Google’s recent entry into the insurance industry (not as an insurer or agent, but rather as a discovery and price comparison tool holds some useful insights for data publishers.
In brief, Google is working with a number of auto insurance companies in California (it has national expansion plans of course) to help online shoppers easily find policies and compare rates. While exact specifics were not disclosed, it appears that this venture has a lead generation model, where Google will be paid for referring leads, although some published reports suggest Google will receive a percentage of the actual insurance premium from sales it generates.
Google is reportedly working with 14 auto insurers in California, but few of them appear to be the household name national auto insurers, at least for now.
This initiative is unquestionably disruptive to the insurance industry, which may explain why those insurers with the least to lose seem to be the majority of the early participants. After all, participating in this venture not only means giving up lots of valuable data to Google (who some predict has designs on becoming an insurer itself), but it’s a potentially large new marketing expense. Most significantly of all, it further commoditizes auto insurance, as Google makes it even easier for consumers to buy strictly on price.

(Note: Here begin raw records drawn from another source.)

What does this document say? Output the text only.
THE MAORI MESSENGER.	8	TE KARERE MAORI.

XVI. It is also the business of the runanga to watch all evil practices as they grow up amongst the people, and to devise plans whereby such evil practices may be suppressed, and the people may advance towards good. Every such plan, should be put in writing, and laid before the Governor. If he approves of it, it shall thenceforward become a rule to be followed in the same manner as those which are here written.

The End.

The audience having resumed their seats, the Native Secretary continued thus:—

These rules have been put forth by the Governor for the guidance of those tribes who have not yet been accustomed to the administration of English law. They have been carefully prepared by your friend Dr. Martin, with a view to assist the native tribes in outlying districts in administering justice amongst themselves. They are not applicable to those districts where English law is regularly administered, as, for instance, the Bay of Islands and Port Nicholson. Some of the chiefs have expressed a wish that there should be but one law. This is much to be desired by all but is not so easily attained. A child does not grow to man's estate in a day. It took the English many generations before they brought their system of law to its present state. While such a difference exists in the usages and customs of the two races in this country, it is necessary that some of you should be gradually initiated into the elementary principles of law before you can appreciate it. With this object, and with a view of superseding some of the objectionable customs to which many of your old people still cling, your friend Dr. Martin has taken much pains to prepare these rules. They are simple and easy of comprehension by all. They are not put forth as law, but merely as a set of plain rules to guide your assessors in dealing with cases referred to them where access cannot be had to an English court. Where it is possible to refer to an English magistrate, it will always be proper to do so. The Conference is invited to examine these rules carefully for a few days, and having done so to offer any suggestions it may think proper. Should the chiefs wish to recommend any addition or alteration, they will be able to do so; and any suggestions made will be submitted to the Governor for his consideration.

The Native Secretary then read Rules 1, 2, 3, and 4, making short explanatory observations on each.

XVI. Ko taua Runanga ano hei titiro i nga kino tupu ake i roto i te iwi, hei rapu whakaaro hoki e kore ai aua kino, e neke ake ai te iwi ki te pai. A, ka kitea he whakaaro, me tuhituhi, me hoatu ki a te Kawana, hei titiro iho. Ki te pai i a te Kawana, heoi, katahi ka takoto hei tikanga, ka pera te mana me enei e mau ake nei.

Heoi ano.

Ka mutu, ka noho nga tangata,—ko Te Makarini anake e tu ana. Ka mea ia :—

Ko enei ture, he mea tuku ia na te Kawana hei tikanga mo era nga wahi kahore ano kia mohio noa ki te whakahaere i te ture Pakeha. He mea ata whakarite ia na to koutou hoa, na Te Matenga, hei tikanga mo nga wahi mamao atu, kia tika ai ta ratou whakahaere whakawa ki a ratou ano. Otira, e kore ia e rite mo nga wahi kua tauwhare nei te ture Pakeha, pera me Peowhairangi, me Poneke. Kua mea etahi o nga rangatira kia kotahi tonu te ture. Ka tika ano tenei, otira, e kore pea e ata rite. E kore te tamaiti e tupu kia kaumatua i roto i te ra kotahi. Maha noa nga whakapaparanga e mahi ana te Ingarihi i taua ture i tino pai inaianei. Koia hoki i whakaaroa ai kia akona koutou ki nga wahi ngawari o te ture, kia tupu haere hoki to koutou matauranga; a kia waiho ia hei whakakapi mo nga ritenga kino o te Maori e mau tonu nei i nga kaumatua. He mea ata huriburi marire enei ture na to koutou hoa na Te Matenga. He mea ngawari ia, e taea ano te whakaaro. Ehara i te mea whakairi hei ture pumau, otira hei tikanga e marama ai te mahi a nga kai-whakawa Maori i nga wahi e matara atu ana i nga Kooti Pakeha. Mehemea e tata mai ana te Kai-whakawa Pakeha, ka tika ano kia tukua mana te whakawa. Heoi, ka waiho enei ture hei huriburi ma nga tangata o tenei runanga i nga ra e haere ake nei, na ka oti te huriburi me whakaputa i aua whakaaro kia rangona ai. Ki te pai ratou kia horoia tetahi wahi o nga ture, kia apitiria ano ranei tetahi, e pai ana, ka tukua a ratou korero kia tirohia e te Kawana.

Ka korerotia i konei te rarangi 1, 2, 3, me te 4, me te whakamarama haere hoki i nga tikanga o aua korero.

What’s intriguing from a data perspective is that Google has partnered with insurance companies, in large part to get the data it needs. Certainly Google needed to get rate data directly, but it also needed comparable policy data to make meaningful side-by-side comparisons. In short, Google couldn’t find what it needed on the open web. I’m hearing from an increasing number of data publishers that Google is licensing their data primarily because it can’t adequately structure content to deliver the user experience it wants.
Secondly, we’re seeing the hidebound and opaque insurance industry showing willingness to cough up real time pricing, to be used in an environment where consumers are encouraged to buy on price. That’s no small decision, and I think this is a harbinger of things to come, as companies come under increasing pressure to do the unthinkable: provide pricing transparency online. And that means that we could shortly be seeing more price comparison sites in vertical markets, and these are true data-driven opportunities.
Looking at all these pieces, what I see is that Google is forcing change in the whole area of vendor/product feature and price comparison. But Google doesn’t have the finely structured data it needs to push into these markets. It seems to me, that with the essential data in hand, and a respected and neutral market position, data publishers can follow Google’s lead and cause a little disruption of their own.